The story of the souring relationship goes back at least to last December at the height of recent protests over police brutality.

First came the union’s bullying tactics last December when the police union sent emails telling Cohen not to back a resolution backing Black Lives Matter protesters.

At the time the union’s political consultant, Gary Delagnes, emailed her and other supervisors, threatening them if they supported John Avalos resolution. The POA argued the resolution disparaged police, saying it conflated bad behavior by police in other places with the actions of local police.

Cohen did not vote for the resolution, which failed. But she did express dismay at the tone of the union’s messaging.

Then, in July, Cohen told a meeting of the San Francisco Democratic County Central Committee that she didn’t care what the POA thought on whether the party backed a police reform stance.

But that all seemed like water under the bridge, at least as far as the union was concerned, until last week when she again fell out of favor for her comments at the Board of Supervisors.

At that hearing Cohen’s comment on the Steinle killing, which she noted shouldn’t allow “dictate 25 years of policy in our city” was also coupled with another statement about police numbers.

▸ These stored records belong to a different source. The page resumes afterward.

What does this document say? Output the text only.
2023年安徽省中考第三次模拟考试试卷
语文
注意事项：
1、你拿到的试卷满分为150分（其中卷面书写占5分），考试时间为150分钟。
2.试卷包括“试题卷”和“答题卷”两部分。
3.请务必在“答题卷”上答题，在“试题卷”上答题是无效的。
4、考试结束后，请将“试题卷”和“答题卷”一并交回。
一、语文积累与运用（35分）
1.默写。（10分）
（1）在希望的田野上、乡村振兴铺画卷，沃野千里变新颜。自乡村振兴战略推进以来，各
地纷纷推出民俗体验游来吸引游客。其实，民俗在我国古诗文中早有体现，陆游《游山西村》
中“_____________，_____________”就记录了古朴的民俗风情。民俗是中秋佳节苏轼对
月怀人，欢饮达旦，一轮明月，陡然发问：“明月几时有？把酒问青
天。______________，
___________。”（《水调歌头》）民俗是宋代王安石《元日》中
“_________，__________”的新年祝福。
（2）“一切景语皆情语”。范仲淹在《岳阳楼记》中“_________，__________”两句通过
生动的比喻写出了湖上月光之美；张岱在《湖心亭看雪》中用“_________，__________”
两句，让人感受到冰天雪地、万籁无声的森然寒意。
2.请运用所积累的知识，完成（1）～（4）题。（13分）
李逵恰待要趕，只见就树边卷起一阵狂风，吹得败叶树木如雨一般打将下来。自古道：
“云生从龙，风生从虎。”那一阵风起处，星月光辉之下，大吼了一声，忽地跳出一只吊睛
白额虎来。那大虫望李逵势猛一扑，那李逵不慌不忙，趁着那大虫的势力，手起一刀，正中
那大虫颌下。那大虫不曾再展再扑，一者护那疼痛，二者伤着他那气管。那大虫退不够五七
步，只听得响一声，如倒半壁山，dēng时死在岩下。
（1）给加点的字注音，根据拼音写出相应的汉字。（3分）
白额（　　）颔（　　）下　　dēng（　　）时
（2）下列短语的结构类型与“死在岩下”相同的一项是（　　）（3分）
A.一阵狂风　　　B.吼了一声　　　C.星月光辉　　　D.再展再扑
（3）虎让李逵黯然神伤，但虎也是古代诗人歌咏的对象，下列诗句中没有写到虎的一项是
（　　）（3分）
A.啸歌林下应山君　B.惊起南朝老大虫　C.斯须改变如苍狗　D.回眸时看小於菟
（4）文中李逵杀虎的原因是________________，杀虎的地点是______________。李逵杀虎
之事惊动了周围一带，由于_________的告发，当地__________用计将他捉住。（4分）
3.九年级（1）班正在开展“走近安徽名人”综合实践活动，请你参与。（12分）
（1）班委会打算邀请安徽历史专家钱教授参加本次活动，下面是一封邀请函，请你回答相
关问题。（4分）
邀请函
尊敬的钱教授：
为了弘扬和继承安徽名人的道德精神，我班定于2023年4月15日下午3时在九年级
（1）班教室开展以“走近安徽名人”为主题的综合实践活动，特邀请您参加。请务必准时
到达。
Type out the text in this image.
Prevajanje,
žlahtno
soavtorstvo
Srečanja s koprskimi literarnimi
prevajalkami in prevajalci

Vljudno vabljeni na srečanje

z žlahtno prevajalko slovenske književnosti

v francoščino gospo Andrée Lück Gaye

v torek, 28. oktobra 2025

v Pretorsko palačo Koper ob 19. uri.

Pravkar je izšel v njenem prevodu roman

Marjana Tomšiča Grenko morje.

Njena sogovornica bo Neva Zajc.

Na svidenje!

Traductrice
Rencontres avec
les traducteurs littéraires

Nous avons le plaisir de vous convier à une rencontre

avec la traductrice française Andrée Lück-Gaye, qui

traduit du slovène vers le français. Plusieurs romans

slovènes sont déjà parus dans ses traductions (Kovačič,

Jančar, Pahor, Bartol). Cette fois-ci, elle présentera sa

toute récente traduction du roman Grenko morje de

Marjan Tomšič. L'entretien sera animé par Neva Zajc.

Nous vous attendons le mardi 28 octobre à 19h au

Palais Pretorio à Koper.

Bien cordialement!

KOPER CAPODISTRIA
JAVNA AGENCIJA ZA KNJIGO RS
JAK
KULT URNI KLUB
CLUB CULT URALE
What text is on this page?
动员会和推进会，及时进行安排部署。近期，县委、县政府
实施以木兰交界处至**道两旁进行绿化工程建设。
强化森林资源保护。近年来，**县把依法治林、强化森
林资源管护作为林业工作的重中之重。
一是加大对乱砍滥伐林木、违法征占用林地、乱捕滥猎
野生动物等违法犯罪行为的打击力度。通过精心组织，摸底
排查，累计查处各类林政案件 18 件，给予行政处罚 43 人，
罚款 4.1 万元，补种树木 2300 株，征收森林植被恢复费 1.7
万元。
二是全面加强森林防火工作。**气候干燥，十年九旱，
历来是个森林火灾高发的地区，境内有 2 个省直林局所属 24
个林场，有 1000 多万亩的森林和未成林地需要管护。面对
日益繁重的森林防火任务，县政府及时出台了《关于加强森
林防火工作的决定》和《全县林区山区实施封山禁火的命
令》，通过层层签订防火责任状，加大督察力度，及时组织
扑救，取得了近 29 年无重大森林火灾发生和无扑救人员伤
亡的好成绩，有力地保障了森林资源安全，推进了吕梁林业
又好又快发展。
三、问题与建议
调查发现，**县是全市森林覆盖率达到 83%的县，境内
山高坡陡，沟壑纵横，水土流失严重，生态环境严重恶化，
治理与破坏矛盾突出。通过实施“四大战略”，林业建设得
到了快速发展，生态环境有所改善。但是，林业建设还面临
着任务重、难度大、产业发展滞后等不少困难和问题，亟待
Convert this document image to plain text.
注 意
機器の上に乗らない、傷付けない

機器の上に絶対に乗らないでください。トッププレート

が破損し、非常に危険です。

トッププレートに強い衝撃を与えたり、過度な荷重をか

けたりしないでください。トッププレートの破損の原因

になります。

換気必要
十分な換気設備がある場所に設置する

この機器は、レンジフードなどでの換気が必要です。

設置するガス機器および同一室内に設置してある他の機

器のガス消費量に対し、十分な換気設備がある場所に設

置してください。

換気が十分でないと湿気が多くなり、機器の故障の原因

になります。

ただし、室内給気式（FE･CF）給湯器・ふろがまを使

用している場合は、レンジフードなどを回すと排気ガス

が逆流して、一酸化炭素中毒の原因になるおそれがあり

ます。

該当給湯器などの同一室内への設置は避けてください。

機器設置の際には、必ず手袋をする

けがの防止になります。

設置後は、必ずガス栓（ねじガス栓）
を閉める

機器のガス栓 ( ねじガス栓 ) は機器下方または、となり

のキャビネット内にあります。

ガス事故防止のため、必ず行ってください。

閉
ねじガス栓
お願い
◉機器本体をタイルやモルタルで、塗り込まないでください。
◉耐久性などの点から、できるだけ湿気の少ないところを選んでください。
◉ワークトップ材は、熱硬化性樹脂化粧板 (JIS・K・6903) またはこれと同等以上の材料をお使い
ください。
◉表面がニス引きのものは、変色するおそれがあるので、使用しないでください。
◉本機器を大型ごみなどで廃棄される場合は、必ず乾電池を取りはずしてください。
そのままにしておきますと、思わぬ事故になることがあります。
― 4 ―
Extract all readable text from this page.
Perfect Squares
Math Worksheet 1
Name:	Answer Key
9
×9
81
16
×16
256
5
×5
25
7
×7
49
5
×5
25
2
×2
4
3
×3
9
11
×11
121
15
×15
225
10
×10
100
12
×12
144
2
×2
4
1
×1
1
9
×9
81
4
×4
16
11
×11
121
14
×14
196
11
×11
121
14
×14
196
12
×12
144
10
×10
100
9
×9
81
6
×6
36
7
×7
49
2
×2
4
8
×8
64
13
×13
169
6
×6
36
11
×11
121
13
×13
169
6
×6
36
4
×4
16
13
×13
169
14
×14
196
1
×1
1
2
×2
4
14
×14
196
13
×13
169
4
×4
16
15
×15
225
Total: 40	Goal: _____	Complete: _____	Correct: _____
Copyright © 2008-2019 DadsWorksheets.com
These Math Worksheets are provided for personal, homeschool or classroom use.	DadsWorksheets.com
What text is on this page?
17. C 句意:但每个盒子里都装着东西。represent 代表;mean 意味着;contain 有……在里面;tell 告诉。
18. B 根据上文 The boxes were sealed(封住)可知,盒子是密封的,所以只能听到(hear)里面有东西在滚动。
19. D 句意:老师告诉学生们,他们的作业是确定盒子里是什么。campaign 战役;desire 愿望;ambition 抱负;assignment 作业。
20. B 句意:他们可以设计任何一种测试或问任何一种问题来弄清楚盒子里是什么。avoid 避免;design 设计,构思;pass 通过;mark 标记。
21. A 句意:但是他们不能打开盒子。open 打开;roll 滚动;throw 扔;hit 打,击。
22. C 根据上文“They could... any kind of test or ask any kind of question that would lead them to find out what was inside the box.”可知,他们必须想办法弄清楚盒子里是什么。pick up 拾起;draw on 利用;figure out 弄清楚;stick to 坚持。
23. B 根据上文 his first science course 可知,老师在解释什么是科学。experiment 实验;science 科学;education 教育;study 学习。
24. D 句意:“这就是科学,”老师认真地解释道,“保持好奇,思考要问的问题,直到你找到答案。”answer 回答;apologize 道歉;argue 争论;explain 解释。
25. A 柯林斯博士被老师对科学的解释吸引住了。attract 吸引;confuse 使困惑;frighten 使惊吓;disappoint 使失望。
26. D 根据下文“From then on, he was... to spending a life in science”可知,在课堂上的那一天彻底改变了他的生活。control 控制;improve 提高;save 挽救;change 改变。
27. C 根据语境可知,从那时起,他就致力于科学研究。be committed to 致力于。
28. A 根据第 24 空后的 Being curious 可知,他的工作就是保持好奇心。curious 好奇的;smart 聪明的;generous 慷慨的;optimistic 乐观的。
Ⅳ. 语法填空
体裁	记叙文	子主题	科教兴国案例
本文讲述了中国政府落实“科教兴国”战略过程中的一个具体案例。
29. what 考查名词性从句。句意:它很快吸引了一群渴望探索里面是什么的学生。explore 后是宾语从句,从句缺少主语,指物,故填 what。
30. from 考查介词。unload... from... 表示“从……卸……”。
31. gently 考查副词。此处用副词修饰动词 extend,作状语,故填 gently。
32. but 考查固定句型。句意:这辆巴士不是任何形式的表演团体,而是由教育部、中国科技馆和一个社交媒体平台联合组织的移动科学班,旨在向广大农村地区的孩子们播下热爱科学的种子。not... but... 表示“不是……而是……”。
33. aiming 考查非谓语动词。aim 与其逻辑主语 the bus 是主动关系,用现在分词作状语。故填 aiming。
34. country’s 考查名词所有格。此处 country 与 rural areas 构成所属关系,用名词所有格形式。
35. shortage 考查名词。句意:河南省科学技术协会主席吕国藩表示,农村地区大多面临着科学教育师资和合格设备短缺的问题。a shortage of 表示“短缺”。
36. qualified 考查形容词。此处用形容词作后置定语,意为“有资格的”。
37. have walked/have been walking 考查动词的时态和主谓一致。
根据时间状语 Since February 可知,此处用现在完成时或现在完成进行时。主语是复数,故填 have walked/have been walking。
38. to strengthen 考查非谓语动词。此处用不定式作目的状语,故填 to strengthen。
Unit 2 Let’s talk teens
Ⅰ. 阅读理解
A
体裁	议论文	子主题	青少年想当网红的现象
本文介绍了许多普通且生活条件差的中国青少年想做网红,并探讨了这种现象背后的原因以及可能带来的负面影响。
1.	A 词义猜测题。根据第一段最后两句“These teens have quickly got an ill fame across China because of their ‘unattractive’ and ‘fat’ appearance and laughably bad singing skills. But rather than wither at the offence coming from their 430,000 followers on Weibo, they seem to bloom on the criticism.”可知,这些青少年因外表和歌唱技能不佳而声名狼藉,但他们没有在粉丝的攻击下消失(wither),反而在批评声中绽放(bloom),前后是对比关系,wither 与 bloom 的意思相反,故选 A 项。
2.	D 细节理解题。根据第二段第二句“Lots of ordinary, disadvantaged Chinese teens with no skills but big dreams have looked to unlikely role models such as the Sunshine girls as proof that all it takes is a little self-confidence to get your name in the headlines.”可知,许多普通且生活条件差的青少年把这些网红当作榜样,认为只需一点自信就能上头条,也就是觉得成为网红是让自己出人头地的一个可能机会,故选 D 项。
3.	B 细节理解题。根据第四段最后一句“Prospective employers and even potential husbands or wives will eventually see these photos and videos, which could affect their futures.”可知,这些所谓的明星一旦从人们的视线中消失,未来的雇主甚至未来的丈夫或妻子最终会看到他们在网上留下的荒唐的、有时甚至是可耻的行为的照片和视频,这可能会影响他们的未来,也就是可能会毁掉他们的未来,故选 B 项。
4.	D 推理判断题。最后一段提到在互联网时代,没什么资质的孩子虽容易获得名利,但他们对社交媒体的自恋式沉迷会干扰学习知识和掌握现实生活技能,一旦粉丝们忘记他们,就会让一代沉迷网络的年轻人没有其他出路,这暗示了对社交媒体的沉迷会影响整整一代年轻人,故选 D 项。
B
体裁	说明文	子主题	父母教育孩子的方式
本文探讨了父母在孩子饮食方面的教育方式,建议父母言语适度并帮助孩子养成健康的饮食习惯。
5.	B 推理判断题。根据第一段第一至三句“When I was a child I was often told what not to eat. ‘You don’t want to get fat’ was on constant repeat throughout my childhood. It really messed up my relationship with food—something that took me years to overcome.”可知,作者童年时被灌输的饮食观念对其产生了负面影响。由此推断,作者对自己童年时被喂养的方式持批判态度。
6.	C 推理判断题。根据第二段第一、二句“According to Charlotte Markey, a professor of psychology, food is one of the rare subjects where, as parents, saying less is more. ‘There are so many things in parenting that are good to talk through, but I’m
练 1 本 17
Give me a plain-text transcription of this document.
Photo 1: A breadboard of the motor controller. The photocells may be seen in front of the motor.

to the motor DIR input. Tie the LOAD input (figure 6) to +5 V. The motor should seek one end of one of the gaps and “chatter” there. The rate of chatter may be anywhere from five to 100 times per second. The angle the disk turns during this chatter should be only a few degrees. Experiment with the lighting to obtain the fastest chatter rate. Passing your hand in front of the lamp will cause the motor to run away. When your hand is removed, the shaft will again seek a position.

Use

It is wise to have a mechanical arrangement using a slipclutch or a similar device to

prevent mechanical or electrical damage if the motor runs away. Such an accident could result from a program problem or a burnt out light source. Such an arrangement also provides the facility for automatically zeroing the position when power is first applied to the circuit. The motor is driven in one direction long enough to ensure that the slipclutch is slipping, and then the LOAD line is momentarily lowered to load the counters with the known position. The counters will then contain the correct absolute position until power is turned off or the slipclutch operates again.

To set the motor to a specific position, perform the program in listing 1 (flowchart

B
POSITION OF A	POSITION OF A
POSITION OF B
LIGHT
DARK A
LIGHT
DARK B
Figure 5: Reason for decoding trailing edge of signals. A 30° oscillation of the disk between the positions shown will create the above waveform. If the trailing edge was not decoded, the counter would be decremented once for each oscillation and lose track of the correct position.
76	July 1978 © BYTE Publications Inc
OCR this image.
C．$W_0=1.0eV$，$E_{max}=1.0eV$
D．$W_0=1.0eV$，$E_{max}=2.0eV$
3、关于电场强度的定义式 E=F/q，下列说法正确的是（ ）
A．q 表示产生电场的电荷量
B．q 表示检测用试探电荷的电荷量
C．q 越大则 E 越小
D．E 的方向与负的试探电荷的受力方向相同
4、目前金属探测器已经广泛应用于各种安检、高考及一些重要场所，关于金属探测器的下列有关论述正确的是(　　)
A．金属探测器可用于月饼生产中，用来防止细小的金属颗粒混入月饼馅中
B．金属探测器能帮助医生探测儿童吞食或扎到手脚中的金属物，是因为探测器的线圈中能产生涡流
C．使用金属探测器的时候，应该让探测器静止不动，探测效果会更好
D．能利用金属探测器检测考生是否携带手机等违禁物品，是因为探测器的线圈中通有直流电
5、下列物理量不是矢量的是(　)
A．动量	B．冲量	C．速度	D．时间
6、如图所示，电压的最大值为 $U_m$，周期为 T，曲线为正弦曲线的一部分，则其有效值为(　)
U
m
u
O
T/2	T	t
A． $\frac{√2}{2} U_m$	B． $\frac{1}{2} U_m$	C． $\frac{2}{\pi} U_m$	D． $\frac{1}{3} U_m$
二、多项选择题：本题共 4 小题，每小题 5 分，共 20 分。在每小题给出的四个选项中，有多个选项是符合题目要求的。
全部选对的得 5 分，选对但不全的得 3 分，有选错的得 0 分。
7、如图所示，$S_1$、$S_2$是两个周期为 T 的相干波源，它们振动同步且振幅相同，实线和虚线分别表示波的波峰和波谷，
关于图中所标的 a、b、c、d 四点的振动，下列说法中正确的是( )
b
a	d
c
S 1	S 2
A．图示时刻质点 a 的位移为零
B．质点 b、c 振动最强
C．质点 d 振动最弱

“If people in our community don’t trust law enforcement, no level of staffing will change that,” she said, probably commenting on the efforts to boost officer numbers.

While Halloran’s letter is one more example of the union flexing it political power in The City, some in the force have told union leaders their outsized political role has gone too far.

Just last week The City’s Ethics Commission dinged the union’s former leader for illegally lobbying Cohen and others last year.

“It is striking that a number of our members, all hard working police officers, disdain the political world to the point that they actually believe we should remove ourselves from the body politic altogether,” wrote Paul Chignell and Gary Delagnes in the POA Journal’s latest issue.

But any question of the union’s politicking was cast aside in a defense that listed achievements that have helped the members, from wages to other protections.